Friday Vocabulary

1. brannigan — drinking bout; brawl

We’ve had no trouble to speak of since you left for back east, a brannigan or two but nothing me and Deputy Fievel couldn’t handle, so don’t worry about hurrying home.

 

2. frighten the horses — [idiom] to upset public standards, to cause moral alarm

“Now I don’t want to frighten the horses, but the issue of teenage pregnancy cannot stop merely at demands for complete abstinence.”

 

3. billhook — sharp bladed hand tool with hook at end

Jemmy found that a billhook was more effective than a machete for clearing this type of underbrush and breaking trail.

 

4. tocology — study of childbirth

At the time, of course, midwifery was thought best left to the distaff half, and in some quarters tocology seemed hardly worthy of any medical student with serious intent.

 

5. plaice — type of flounder fish

“Surely you cannot think that you’re the first entrepreneur to think of naming a fish shop ‘The Plaice For Chips’?”

 

6. metope — [architecture] panel between triglyphs in a Doric frieze (as one does)

Most of the frieze was severely damaged, and only by perhaps risky conjecture could the two stone torsos still remaining on the central metope give evidence that this site was hallowed by the Bull cult, as Braithewaite has argued.

 

7. fruitive — fruitful; enjoying, possessing

The Bishop of Halstead argued against Mill’s stance that man was not fruitive and active by turns, but rather in conjunction, simultaneously and by nature.

 

8. orgeat — syrup made from almond paste mixed with rosewater or orange water; similar syrup made from barley

Dr. Rowenthal found that an orgeat made from pumpkin seeds, combined with ether rubbed upon the sufferer’s belly, was a sovereign cure for tapeworm.

 

9. purulent — made of, filled with, or discharging pus

This new variety of the disease presented as a rubicund rash upon the back and legs which quickly turned into purulent sores.

 

10. apolaustic — dedicated to pleasure or enjoyment

Only the richest sovereigns (or perhaps the most depraved hedonist) can truly pursue an apolaustic lifestyle.

 

11. planxty — solemn yet convivial Irish air for the harp

Though it is true that a planxty can be a mournful tune, you will not hear it at a funeral—though you may at the wake that follows.

 

Bonus Vocabulary

(industrial motion studies)

therblig — basic unit of motion used by manual workers (according to system created by Frank and Lillian Gilbreth, American industrial psychologists)

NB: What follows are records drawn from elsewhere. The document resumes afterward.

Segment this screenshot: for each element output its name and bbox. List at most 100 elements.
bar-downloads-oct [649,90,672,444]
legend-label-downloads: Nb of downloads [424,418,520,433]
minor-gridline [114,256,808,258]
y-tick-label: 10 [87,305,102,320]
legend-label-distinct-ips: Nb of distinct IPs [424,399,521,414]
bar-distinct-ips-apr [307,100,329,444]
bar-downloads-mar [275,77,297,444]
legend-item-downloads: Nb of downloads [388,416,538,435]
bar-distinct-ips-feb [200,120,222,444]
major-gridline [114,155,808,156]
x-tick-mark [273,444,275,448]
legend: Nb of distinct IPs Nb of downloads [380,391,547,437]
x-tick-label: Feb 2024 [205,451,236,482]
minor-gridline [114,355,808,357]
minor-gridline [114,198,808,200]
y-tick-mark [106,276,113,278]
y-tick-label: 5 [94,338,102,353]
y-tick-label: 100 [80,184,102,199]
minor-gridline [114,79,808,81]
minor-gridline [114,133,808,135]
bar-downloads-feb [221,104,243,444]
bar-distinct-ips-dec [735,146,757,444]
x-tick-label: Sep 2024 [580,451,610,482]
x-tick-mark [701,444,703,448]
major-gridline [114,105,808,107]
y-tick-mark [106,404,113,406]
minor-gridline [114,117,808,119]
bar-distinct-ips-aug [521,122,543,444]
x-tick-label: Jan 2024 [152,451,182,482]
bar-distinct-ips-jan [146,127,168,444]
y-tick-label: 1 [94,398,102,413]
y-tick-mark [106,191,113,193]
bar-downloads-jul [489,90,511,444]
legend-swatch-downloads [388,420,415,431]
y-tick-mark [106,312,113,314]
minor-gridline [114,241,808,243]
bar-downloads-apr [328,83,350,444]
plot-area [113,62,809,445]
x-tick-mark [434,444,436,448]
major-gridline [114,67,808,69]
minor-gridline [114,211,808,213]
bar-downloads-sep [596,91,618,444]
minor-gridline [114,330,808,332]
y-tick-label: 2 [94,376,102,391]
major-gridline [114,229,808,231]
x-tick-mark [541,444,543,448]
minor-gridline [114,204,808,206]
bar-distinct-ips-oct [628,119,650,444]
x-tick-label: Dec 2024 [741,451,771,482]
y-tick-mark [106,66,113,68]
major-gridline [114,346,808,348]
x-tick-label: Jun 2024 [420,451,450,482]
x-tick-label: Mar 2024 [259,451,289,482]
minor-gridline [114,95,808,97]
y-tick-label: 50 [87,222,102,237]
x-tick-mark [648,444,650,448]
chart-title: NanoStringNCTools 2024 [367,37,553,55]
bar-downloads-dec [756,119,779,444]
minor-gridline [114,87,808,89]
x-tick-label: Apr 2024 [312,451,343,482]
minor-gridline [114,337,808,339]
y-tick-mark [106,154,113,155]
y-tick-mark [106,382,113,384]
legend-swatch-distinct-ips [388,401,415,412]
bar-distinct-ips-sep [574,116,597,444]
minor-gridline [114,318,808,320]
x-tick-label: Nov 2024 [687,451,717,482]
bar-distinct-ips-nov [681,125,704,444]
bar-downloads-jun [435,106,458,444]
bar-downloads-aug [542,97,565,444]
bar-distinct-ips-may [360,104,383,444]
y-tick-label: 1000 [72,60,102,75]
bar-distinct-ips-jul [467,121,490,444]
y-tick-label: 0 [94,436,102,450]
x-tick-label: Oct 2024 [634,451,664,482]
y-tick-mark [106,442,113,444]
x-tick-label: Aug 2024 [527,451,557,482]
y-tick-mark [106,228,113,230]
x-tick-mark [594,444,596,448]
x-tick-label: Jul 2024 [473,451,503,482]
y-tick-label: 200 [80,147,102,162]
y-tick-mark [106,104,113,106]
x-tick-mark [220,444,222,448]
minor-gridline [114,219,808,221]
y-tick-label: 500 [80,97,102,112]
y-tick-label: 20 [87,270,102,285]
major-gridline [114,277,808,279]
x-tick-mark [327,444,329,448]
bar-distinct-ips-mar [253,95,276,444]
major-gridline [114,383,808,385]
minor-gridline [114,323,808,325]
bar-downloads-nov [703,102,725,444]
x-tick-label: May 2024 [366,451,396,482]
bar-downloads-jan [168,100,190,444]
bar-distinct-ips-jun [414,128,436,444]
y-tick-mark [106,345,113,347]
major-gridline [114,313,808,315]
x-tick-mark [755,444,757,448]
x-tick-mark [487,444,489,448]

Though the system of eighteen therbligs was merely an extension of the robotizing Taylorite micromanaging of industrial workers so beloved by those in the front office, and still has its place in some Six Sigma training programs, no similar system has ever been developed for the supposed work done by ‘management’—only the ‘Plan’ therblig might apply—, so perhaps a system might be created, with such new ‘thinkbligs’ as Ponder, Daydream, Meet, Ratiocinate, and PowerPoint.